Alice was in position now, a microphone low on the table before her. The haggis had been set down and the chef and her staff moved off stage to a smattering of restrained applause. The piper stood back. The room fell quiet.
Carenza, who didn’t need a microphone – everyone in Cairn Dhu would have heard – said a few words of welcome and a strange prayer about someone not having any meat or something, and then she called upon Alice, ‘Who will now give Robert Burns’s famous “Address to the Haggis”.’
Alice fiddled with the knife, replaying her dad’s words about the importance of going ‘off book’. Her hands shook way too much to unfold the piece of paper without everyone noticing her nerves, anyway. She really was going to have to perform the whole thing from memory.

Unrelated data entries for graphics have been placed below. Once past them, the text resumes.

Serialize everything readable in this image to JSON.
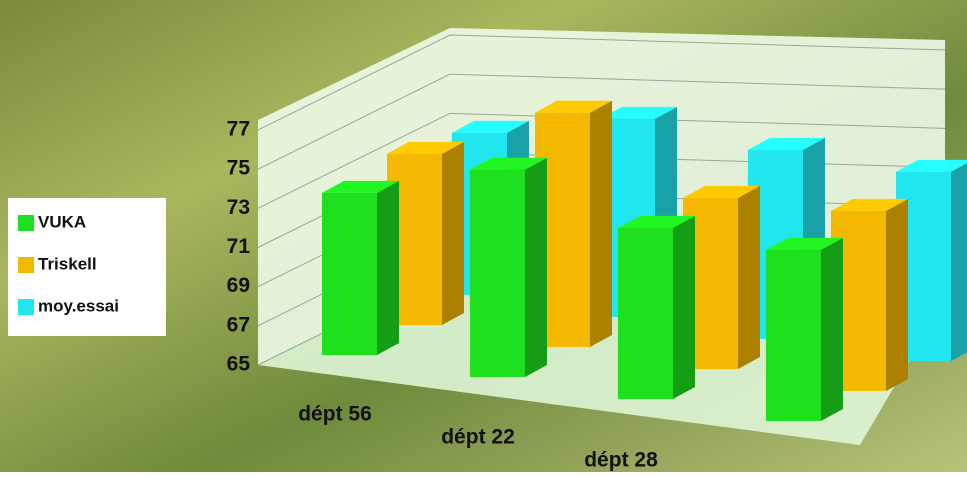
{
  "chart_data": {
    "type": "bar3d",
    "categories": [
      "dépt 56",
      "dépt 22",
      "dépt 28",
      null
    ],
    "series": [
      {
        "name": "VUKA",
        "color": "#1fe01f",
        "values": [
          74,
          76.5,
          74.5,
          74.5
        ]
      },
      {
        "name": "Triskell",
        "color": "#f5b800",
        "values": [
          74.5,
          78,
          74.5,
          75
        ]
      },
      {
        "name": "moy.essai",
        "color": "#22e6ef",
        "values": [
          74,
          76,
          75.5,
          75.5
        ]
      }
    ],
    "ylim": [
      65,
      77
    ],
    "yticks": [
      65,
      67,
      69,
      71,
      73,
      75,
      77
    ],
    "grid": true,
    "legend": "left"
  }
}
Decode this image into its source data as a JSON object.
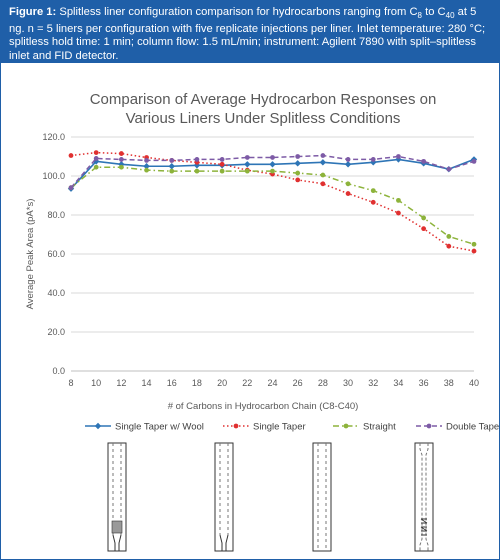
{
  "caption": {
    "label": "Figure 1:",
    "text_1": " Splitless liner configuration comparison for hydrocarbons ranging from C",
    "sub_a": "8",
    "text_2": " to C",
    "sub_b": "40",
    "text_3": " at 5 ng. n = 5 liners per configuration with five replicate injections per liner. Inlet temperature: 280 °C; splitless hold time: 1 min; column flow: 1.5 mL/min; instrument: Agilent 7890 with split–splitless inlet and FID detector."
  },
  "chart_data": {
    "type": "line",
    "title_line1": "Comparison of Average Hydrocarbon Responses on",
    "title_line2": "Various Liners Under Splitless Conditions",
    "xlabel": "# of Carbons in Hydrocarbon Chain (C8-C40)",
    "ylabel": "Average Peak Area (pA*s)",
    "x": [
      8,
      10,
      12,
      14,
      16,
      18,
      20,
      22,
      24,
      26,
      28,
      30,
      32,
      34,
      36,
      38,
      40
    ],
    "ylim": [
      0,
      120
    ],
    "yticks": [
      "0.0",
      "20.0",
      "40.0",
      "60.0",
      "80.0",
      "100.0",
      "120.0"
    ],
    "grid": true,
    "legend_position": "bottom",
    "series": [
      {
        "name": "Single Taper w/ Wool",
        "color": "#2e75b6",
        "dash": "solid",
        "marker": "diamond",
        "values": [
          93.5,
          107.5,
          106.0,
          105.0,
          105.0,
          105.5,
          105.5,
          106.0,
          106.0,
          106.5,
          107.0,
          106.0,
          107.0,
          108.5,
          106.5,
          103.5,
          108.5
        ]
      },
      {
        "name": "Single Taper",
        "color": "#e03030",
        "dash": "dot",
        "marker": "circle",
        "values": [
          110.5,
          112.0,
          111.5,
          109.5,
          108.0,
          107.0,
          106.0,
          103.0,
          101.0,
          98.0,
          96.0,
          91.0,
          86.5,
          81.0,
          73.0,
          64.0,
          61.5
        ]
      },
      {
        "name": "Straight",
        "color": "#8db33b",
        "dash": "dashdot",
        "marker": "circle",
        "values": [
          94.0,
          104.5,
          104.5,
          103.0,
          102.5,
          102.5,
          102.5,
          102.5,
          102.5,
          101.5,
          100.5,
          96.0,
          92.5,
          87.5,
          78.5,
          69.0,
          65.0
        ]
      },
      {
        "name": "Double Taper Cyclo",
        "color": "#7d5ba6",
        "dash": "dash",
        "marker": "circle",
        "values": [
          94.0,
          109.0,
          108.5,
          108.0,
          108.0,
          108.5,
          108.5,
          109.5,
          109.5,
          110.0,
          110.5,
          108.5,
          108.5,
          110.0,
          107.5,
          103.5,
          107.5
        ]
      }
    ]
  },
  "liners": [
    {
      "name": "single-taper-wool-liner"
    },
    {
      "name": "single-taper-liner"
    },
    {
      "name": "straight-liner"
    },
    {
      "name": "double-taper-cyclo-liner"
    }
  ]
}
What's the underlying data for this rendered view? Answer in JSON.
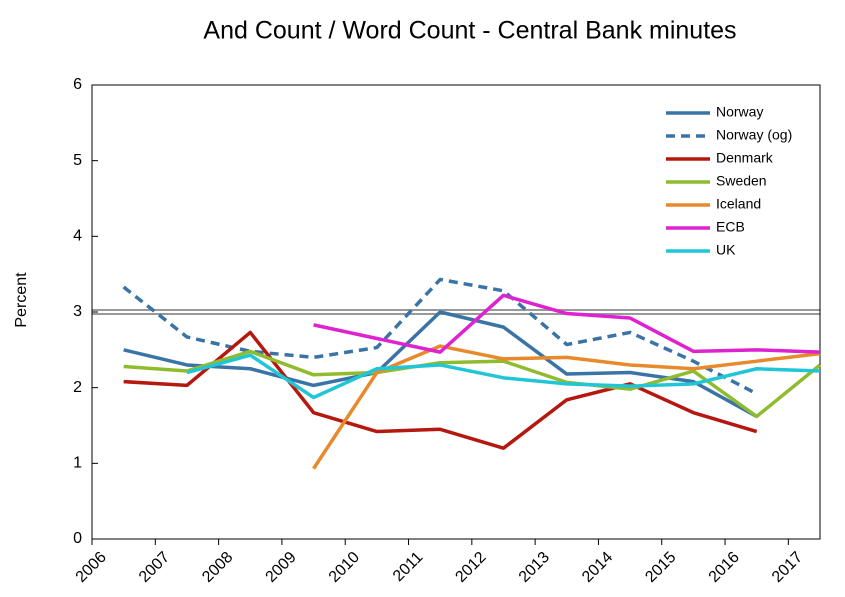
{
  "chart_data": {
    "type": "line",
    "title": "And Count / Word Count - Central Bank minutes",
    "y_label": "Percent",
    "x": [
      2006.5,
      2007.5,
      2008.5,
      2009.5,
      2010.5,
      2011.5,
      2012.5,
      2013.5,
      2014.5,
      2015.5,
      2016.5,
      2017.5
    ],
    "xlim": [
      2006,
      2017.5
    ],
    "xticks": [
      2006,
      2007,
      2008,
      2009,
      2010,
      2011,
      2012,
      2013,
      2014,
      2015,
      2016,
      2017
    ],
    "ylim": [
      0,
      6
    ],
    "yticks": [
      0,
      1,
      2,
      3,
      4,
      5,
      6
    ],
    "reference_line": 3,
    "legend": "top-right",
    "series": [
      {
        "name": "Norway",
        "color": "#3a73a6",
        "values": [
          2.5,
          2.3,
          2.25,
          2.03,
          2.2,
          3.0,
          2.8,
          2.18,
          2.2,
          2.08,
          1.62,
          null
        ]
      },
      {
        "name": "Norway (og)",
        "color": "#3a73a6",
        "dashed": true,
        "values": [
          3.33,
          2.67,
          2.48,
          2.4,
          2.53,
          3.43,
          3.28,
          2.57,
          2.73,
          2.35,
          1.92,
          null
        ]
      },
      {
        "name": "Denmark",
        "color": "#b5180f",
        "values": [
          2.08,
          2.03,
          2.73,
          1.67,
          1.42,
          1.45,
          1.2,
          1.84,
          2.05,
          1.67,
          1.42,
          null
        ]
      },
      {
        "name": "Sweden",
        "color": "#8fbc2f",
        "values": [
          2.28,
          2.22,
          2.48,
          2.17,
          2.2,
          2.33,
          2.35,
          2.07,
          1.98,
          2.22,
          1.62,
          2.3
        ]
      },
      {
        "name": "Iceland",
        "color": "#e88a2c",
        "values": [
          null,
          null,
          null,
          0.93,
          2.2,
          2.55,
          2.38,
          2.4,
          2.3,
          2.25,
          2.35,
          2.45
        ]
      },
      {
        "name": "ECB",
        "color": "#de22d0",
        "values": [
          null,
          null,
          null,
          2.83,
          2.65,
          2.47,
          3.22,
          2.98,
          2.92,
          2.48,
          2.5,
          2.47
        ]
      },
      {
        "name": "UK",
        "color": "#21c6d6",
        "values": [
          null,
          2.2,
          2.43,
          1.87,
          2.25,
          2.3,
          2.13,
          2.05,
          2.02,
          2.05,
          2.25,
          2.22
        ]
      }
    ]
  }
}
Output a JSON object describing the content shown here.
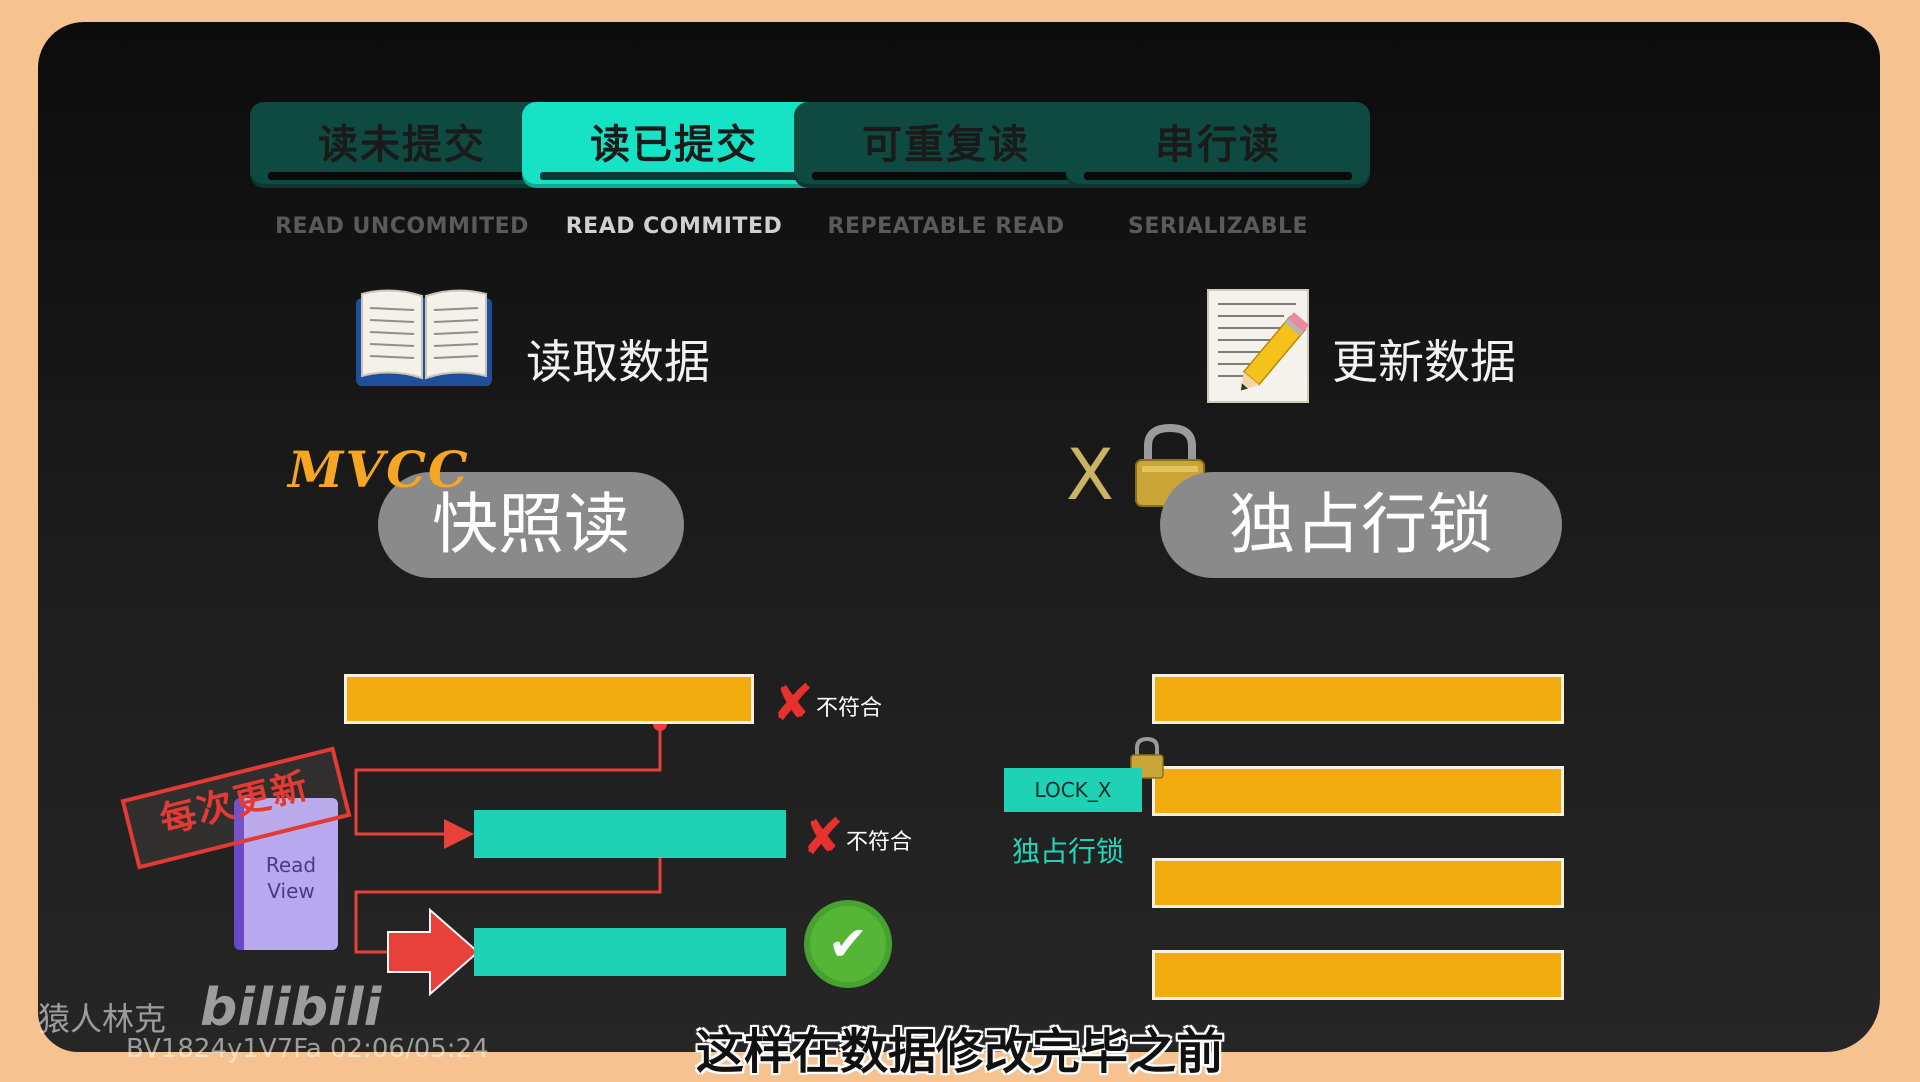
{
  "tabs": [
    {
      "label": "读未提交",
      "sub": "READ UNCOMMITED",
      "active": false
    },
    {
      "label": "读已提交",
      "sub": "READ COMMITED",
      "active": true
    },
    {
      "label": "可重复读",
      "sub": "REPEATABLE READ",
      "active": false
    },
    {
      "label": "串行读",
      "sub": "SERIALIZABLE",
      "active": false
    }
  ],
  "left": {
    "heading": "读取数据",
    "icon": "open-book-icon",
    "tag": "MVCC",
    "pill": "快照读",
    "stamp": "每次更新",
    "read_view": [
      "Read",
      "View"
    ],
    "verdict_fail": "不符合",
    "fail_icon": "red-x-icon",
    "pass_icon": "green-check-icon"
  },
  "right": {
    "heading": "更新数据",
    "icon": "memo-pencil-icon",
    "x_label": "X",
    "lock_icon": "padlock-icon",
    "pill": "独占行锁",
    "lock_tag": "LOCK_X",
    "lock_label": "独占行锁"
  },
  "subtitle": "这样在数据修改完毕之前",
  "watermark": {
    "author": "猿人林克",
    "brand": "bilibili",
    "meta": "BV1824y1V7Fa 02:06/05:24"
  },
  "colors": {
    "teal": "#1fd2b6",
    "orange": "#f2ac0f",
    "red": "#e8312c",
    "green": "#54b536",
    "purple": "#b7a8ef"
  }
}
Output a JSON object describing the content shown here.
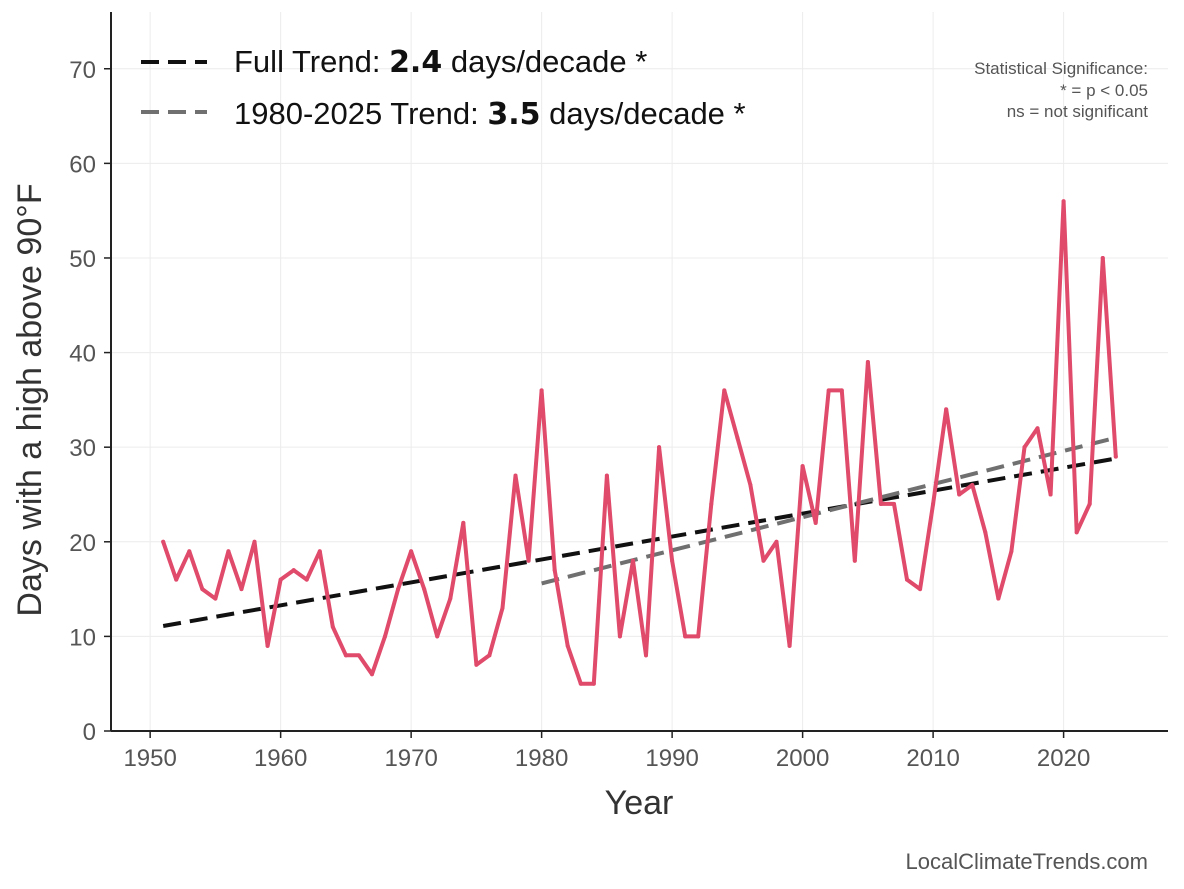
{
  "chart_data": {
    "type": "line",
    "xlabel": "Year",
    "ylabel": "Days with a high above 90°F",
    "xlim": [
      1947,
      2028
    ],
    "ylim": [
      0,
      76
    ],
    "x_ticks": [
      1950,
      1960,
      1970,
      1980,
      1990,
      2000,
      2010,
      2020
    ],
    "y_ticks": [
      0,
      10,
      20,
      30,
      40,
      50,
      60,
      70
    ],
    "grid": true,
    "series": [
      {
        "color": "#e04a6b",
        "x": [
          1951,
          1952,
          1953,
          1954,
          1955,
          1956,
          1957,
          1958,
          1959,
          1960,
          1961,
          1962,
          1963,
          1964,
          1965,
          1966,
          1967,
          1968,
          1969,
          1970,
          1971,
          1972,
          1973,
          1974,
          1975,
          1976,
          1977,
          1978,
          1979,
          1980,
          1981,
          1982,
          1983,
          1984,
          1985,
          1986,
          1987,
          1988,
          1989,
          1990,
          1991,
          1992,
          1993,
          1994,
          1995,
          1996,
          1997,
          1998,
          1999,
          2000,
          2001,
          2002,
          2003,
          2004,
          2005,
          2006,
          2007,
          2008,
          2009,
          2010,
          2011,
          2012,
          2013,
          2014,
          2015,
          2016,
          2017,
          2018,
          2019,
          2020,
          2021,
          2022,
          2023,
          2024
        ],
        "values": [
          20,
          16,
          19,
          15,
          14,
          19,
          15,
          20,
          9,
          16,
          17,
          16,
          19,
          11,
          8,
          8,
          6,
          10,
          15,
          19,
          15,
          10,
          14,
          22,
          7,
          8,
          13,
          27,
          18,
          36,
          17,
          9,
          5,
          5,
          27,
          10,
          18,
          8,
          30,
          18,
          10,
          10,
          24,
          36,
          31,
          26,
          18,
          20,
          9,
          28,
          22,
          36,
          36,
          18,
          39,
          24,
          24,
          16,
          15,
          24,
          34,
          25,
          26,
          21,
          14,
          19,
          30,
          32,
          25,
          56,
          21,
          24,
          50,
          29
        ]
      }
    ],
    "trend_lines": [
      {
        "color": "#111111",
        "style": "dashed",
        "x": [
          1951,
          2024
        ],
        "values": [
          11.1,
          28.8
        ]
      },
      {
        "color": "#707070",
        "style": "dashed",
        "x": [
          1980,
          2024
        ],
        "values": [
          15.6,
          31.0
        ]
      }
    ],
    "legend": {
      "position": "top-left",
      "entries": [
        {
          "prefix": "Full Trend: ",
          "value": "2.4",
          "suffix": " days/decade *",
          "color": "#111111"
        },
        {
          "prefix": "1980-2025 Trend: ",
          "value": "3.5",
          "suffix": " days/decade *",
          "color": "#707070"
        }
      ]
    },
    "annotations": {
      "significance_title": "Statistical Significance:",
      "significance_line1": "* = p < 0.05",
      "significance_line2": "ns = not significant"
    },
    "credit": "LocalClimateTrends.com"
  }
}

‘Go on,’ Carenza hissed as quietly as she could, which for her meant the tables in the front definitely heard.
Dr Millen peered at Alice expectantly, brows knitted.
Alice tried to clear her stiffening throat, the hand holding the knife feeling oddly limp all of a sudden. She tried to tighten her grip but her hand was slippery with sweat.
That was all it took to start up the vision.
She pictured the blade slipping from her fingers and guillotining right down into her dancing shoe. She heard the screams it would elicit, the gasps of horror. She could see it as though it were happening in real time. She’d probably faint after that. At least that would mean she didn’t have to recite the poem.
Oh no, thought Alice, the rabbit hole in her brain gaping, wanting her to fall in, as the room turned hazy and wavy in the steamy reek from the giant haggis.
Not here, she pleaded with herself.Not now!
25
Cary Anderson had never been racked with indecision for even one moment in his life, until now.